婉绮茫然不解地望着他愁眉深锁的俊容,不知这世上怎会有如此不开心的人?她眨眨那双灵动活泼的大眼睛,试着改变这种沉闷气氛:“韦大哥,你刚才念的什么月亮啊、酒啊、天空啊的歌,听起来真的很好,那是你做的吗?”
“不是,那是宋朝一位词人苏武写的,感怀亲人远离,不知何年何月再相逢。其中最为人津津乐道的,就属最后那两句‘但愿人长久,千里共蝉娟’了。”汉阳不厌其烦地把苏武这一首《水调歌头》抄写下来,细细地解释了一遍,还把当初写词的人身世经历详细地说了一番。由于心境与词意相同,诠释得也就特别传神,那是他最喜爱的一阙词。
婉绮细细咀嚼词中意味,反复沉吟着:“但愿人长久,千里共蝉娟。韦大哥,你也一定可以和你失散的亲人相会的。”
汉阳心里感动莫名,眼眶竟微微泛红了:“谢谢你的鼓励,我不会放弃继续找寻的希望的。”
“唉!你们汉人住的地方好,吃的东西精致又讲究,穿的也漂亮,礼貌比我们满人更是周全许多,现在连编的歌儿都是那么好听。我们虽用武力征服了你们,可是谅你们心里也不服气,老是在想蛮夷之邦不配拥有江山,难怪有人整天吵着要反清复明。”婉绮的小脸满是深忧,一双小手托着下颚,哀声叹气地望着他。
汉阳“咦”了一声:“你怎知道?”
“偷听来的啊!我听我阿玛和府里的侍卫在聊天,我阿玛对他们说,最近八旗旗主都接到了一封恐吓信,上面只写着‘反清复明,必取狗命’,所以要府中的侍卫严加戒备,提防刺客混入王府。”
“八旗旗主,那你是……”汉阳更加好奇了,这顽皮少年莫非又是一位王爷贝勒不成。
婉绮自知说溜了嘴,忙掩饰着:“呃,我早说过了嘛,我额娘和鄂亲王的福晋是亲姐妹,自然在清人的阶级里身份不低。我阿玛一天到晚和侍卫们混在一起,消息自是灵通;反正这件事已经快要不成秘密了,我知道了也不打紧。”
汉阳深信不疑地点点头,思绪自然飞到那可能知道小怜下落的黑衣蒙面人身上。他有些紧张地问:“你知道那下帖的人是谁了吗?”
“没人知道。”婉绮见他面色凝重,掩不住浓浓的好奇心,她凑近身来,“韦大哥,你知道刺客是谁?”
汉阳心烦意乱,鼻中又闻到一股淡淡的熏香,脑中警铃大作:“我怎么会知道!你身上怎么有股香味?好像兰花的味道!”

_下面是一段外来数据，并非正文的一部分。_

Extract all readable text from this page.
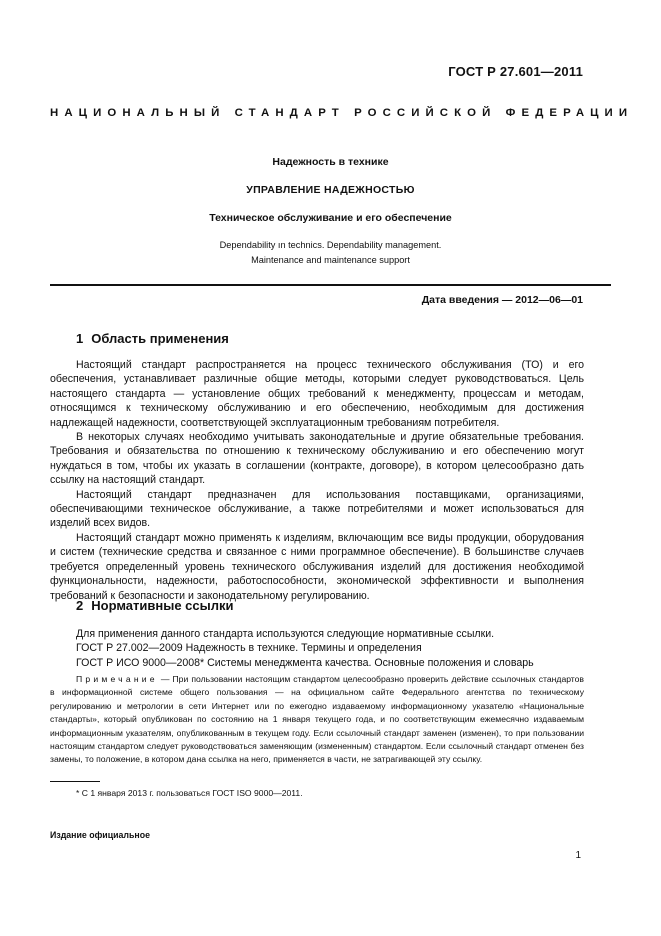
ГОСТ Р 27.601—2011
НАЦИОНАЛЬНЫЙ СТАНДАРТ РОССИЙСКОЙ ФЕДЕРАЦИИ
Надежность в технике
УПРАВЛЕНИЕ НАДЕЖНОСТЬЮ
Техническое обслуживание и его обеспечение
Dependability ın technics. Dependability management.
Maintenance and maintenance support
Дата введения — 2012—06—01
1 Область применения

Настоящий стандарт распространяется на процесс технического обслуживания (ТО) и его обеспечения, устанавливает различные общие методы, которыми следует руководствоваться. Цель настоящего стандарта — установление общих требований к менеджменту, процессам и методам, относящимся к техническому обслуживанию и его обеспечению, необходимым для достижения надлежащей надежности, соответствующей эксплуатационным требованиям потребителя.

В некоторых случаях необходимо учитывать законодательные и другие обязательные требования. Требования и обязательства по отношению к техническому обслуживанию и его обеспечению могут нуждаться в том, чтобы их указать в соглашении (контракте, договоре), в котором целесообразно дать ссылку на настоящий стандарт.

Настоящий стандарт предназначен для использования поставщиками, организациями, обеспечивающими техническое обслуживание, а также потребителями и может использоваться для изделий всех видов.

Настоящий стандарт можно применять к изделиям, включающим все виды продукции, оборудования и систем (технические средства и связанное с ними программное обеспечение). В большинстве случаев требуется определенный уровень технического обслуживания изделий для достижения необходимой функциональности, надежности, работоспособности, экономической эффективности и выполнения требований к безопасности и законодательному регулированию.

2 Нормативные ссылки
Для применения данного стандарта используются следующие нормативные ссылки.
ГОСТ Р 27.002—2009 Надежность в технике. Термины и определения
ГОСТ Р ИСО 9000—2008* Системы менеджмента качества. Основные положения и словарь
Примечание — При пользовании настоящим стандартом целесообразно проверить действие ссылочных стандартов в информационной системе общего пользования — на официальном сайте Федерального агентства по техническому регулированию и метрологии в сети Интернет или по ежегодно издаваемому информационному указателю «Национальные стандарты», который опубликован по состоянию на 1 января текущего года, и по соответствующим ежемесячно издаваемым информационным указателям, опубликованным в текущем году. Если ссылочный стандарт заменен (изменен), то при пользовании настоящим стандартом следует руководствоваться заменяющим (измененным) стандартом. Если ссылочный стандарт отменен без замены, то положение, в котором дана ссылка на него, применяется в части, не затрагивающей эту ссылку.
* С 1 января 2013 г. пользоваться ГОСТ ISO 9000—2011.
Издание официальное
1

婉绮“啊”的一声,早上才把压干的兰花花瓣研磨成香粉,以为身上味道早已谈去了,没想到还是被他闻出来了。她有些不好意思地说:“都是明珠啦,跟她说过我不喜欢研香粉这种女人的勾当,她非要逼我去弄,现在害得我全身都是这种味道。我非找她算账不可。”
汉阳帅气地笑了笑,还未回答,她又恶狠狠地说:“你可别说出去哦!要是有人知道我身上弄些花花草草的,非给人笑掉大牙不可,以为我爱扮女生。”
汉阳又是忍俊不住:“好好,我不说就是了。其实你不用扮女生,举手投足就很像个女人了,长得唇红齿白,眉清目秀的,不仔细看,还真以为你是个大姑娘呢!”

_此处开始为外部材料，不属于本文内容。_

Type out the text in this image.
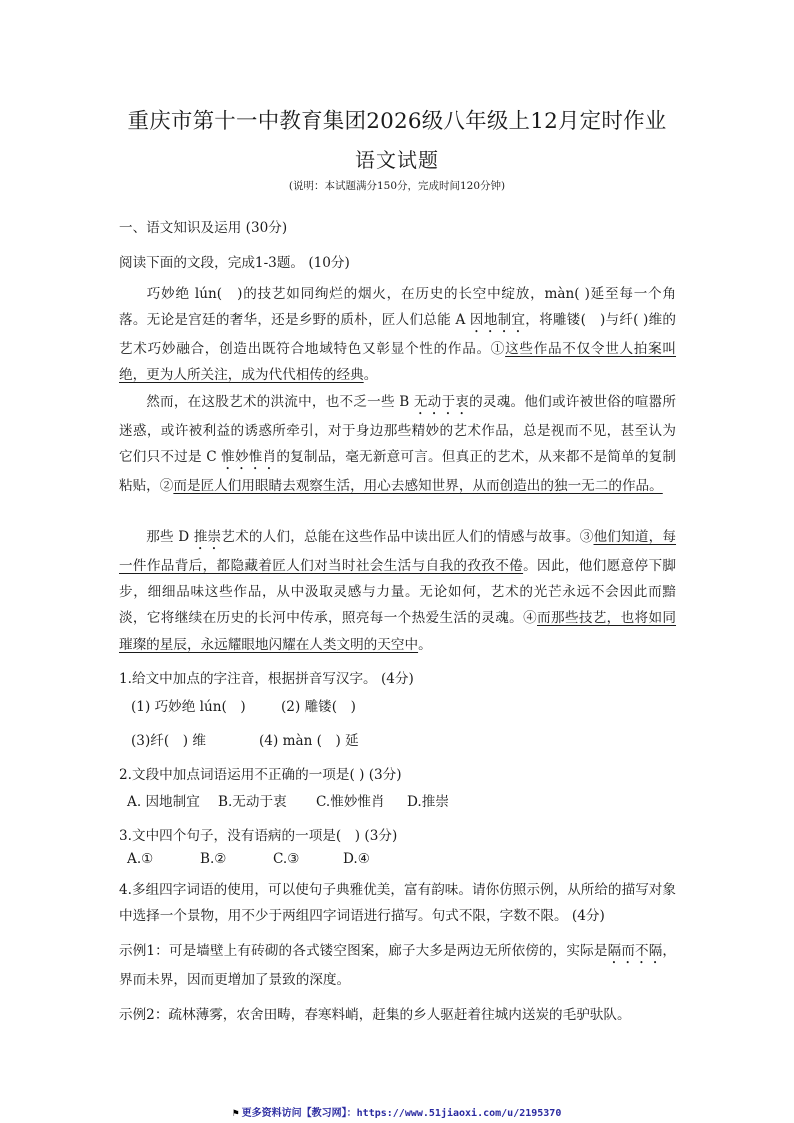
重庆市第十一中教育集团2026级八年级上12月定时作业
语文试题
(说明：本试题满分150分，完成时间120分钟)
一、语文知识及运用 (30分)
阅读下面的文段，完成1-3题。 (10分)

巧妙绝 lún(　)的技艺如同绚烂的烟火，在历史的长空中绽放，màn( )延至每一个角落。无论是宫廷的奢华，还是乡野的质朴，匠人们总能 A 因地制宜，将雕镂(　)与纤( )维的艺术巧妙融合，创造出既符合地域特色又彰显个性的作品。①这些作品不仅令世人拍案叫绝，更为人所关注，成为代代相传的经典。

然而，在这股艺术的洪流中，也不乏一些 B 无动于衷的灵魂。他们或许被世俗的喧嚣所迷惑，或许被利益的诱惑所牵引，对于身边那些精妙的艺术作品，总是视而不见，甚至认为它们只不过是 C 惟妙惟肖的复制品，毫无新意可言。但真正的艺术，从来都不是简单的复制粘贴，②而是匠人们用眼睛去观察生活，用心去感知世界，从而创造出的独一无二的作品。

那些 D 推崇艺术的人们，总能在这些作品中读出匠人们的情感与故事。③他们知道，每一件作品背后，都隐藏着匠人们对当时社会生活与自我的孜孜不倦。因此，他们愿意停下脚步，细细品味这些作品，从中汲取灵感与力量。无论如何，艺术的光芒永远不会因此而黯淡，它将继续在历史的长河中传承，照亮每一个热爱生活的灵魂。④而那些技艺，也将如同璀璨的星辰，永远耀眼地闪耀在人类文明的天空中。

1.给文中加点的字注音，根据拼音写汉字。 (4分)
(1) 巧妙绝 lún(　)	(2) 雕镂(　)
(3)纤(　) 维	(4) màn (　) 延
2.文段中加点词语运用不正确的一项是( ) (3分)
A. 因地制宜 B.无动于衷 C.惟妙惟肖 D.推崇
3.文中四个句子，没有语病的一项是(　) (3分)
A.①	B.②	C.③	D.④

4.多组四字词语的使用，可以使句子典雅优美，富有韵味。请你仿照示例，从所给的描写对象中选择一个景物，用不少于两组四字词语进行描写。句式不限，字数不限。 (4分)

示例1：可是墙壁上有砖砌的各式镂空图案，廊子大多是两边无所依傍的，实际是隔而不隔，界而未界，因而更增加了景致的深度。

示例2：疏林薄雾，农舍田畴，春寒料峭，赶集的乡人驱赶着往城内送炭的毛驴驮队。
⚑ 更多资料访问【教习网】：https://www.51jiaoxi.com/u/2195370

“你还说,看我下次怎么修理你。”婉绮挑了挑眉,见他称赞自己貌美,心中又乐又喜,忍不住问道:“你真的认为我很漂亮?”
“那是当然,若你是个姑娘,一定有很多人追求。”汉阳毫不考虑,郑重地点了点头。
婉绮咬着唇,怯生生地问:“那包不包括你呢?”
“我?”汉阳惊愕地指着自己,想了许久才柔声说:“应该会吧!你若是个女人,我肯定会喜欢你。”
婉绮开心得笑了,她半羞半怯地站了起来,温柔地回望着他:“韦大哥,真高兴认识你,今晚是我此生最难忘怀的一夜。你所说的每一句话我都会牢记心头,但愿你也是。”她踩着轻快的步伐穿过拱门。回到前院了。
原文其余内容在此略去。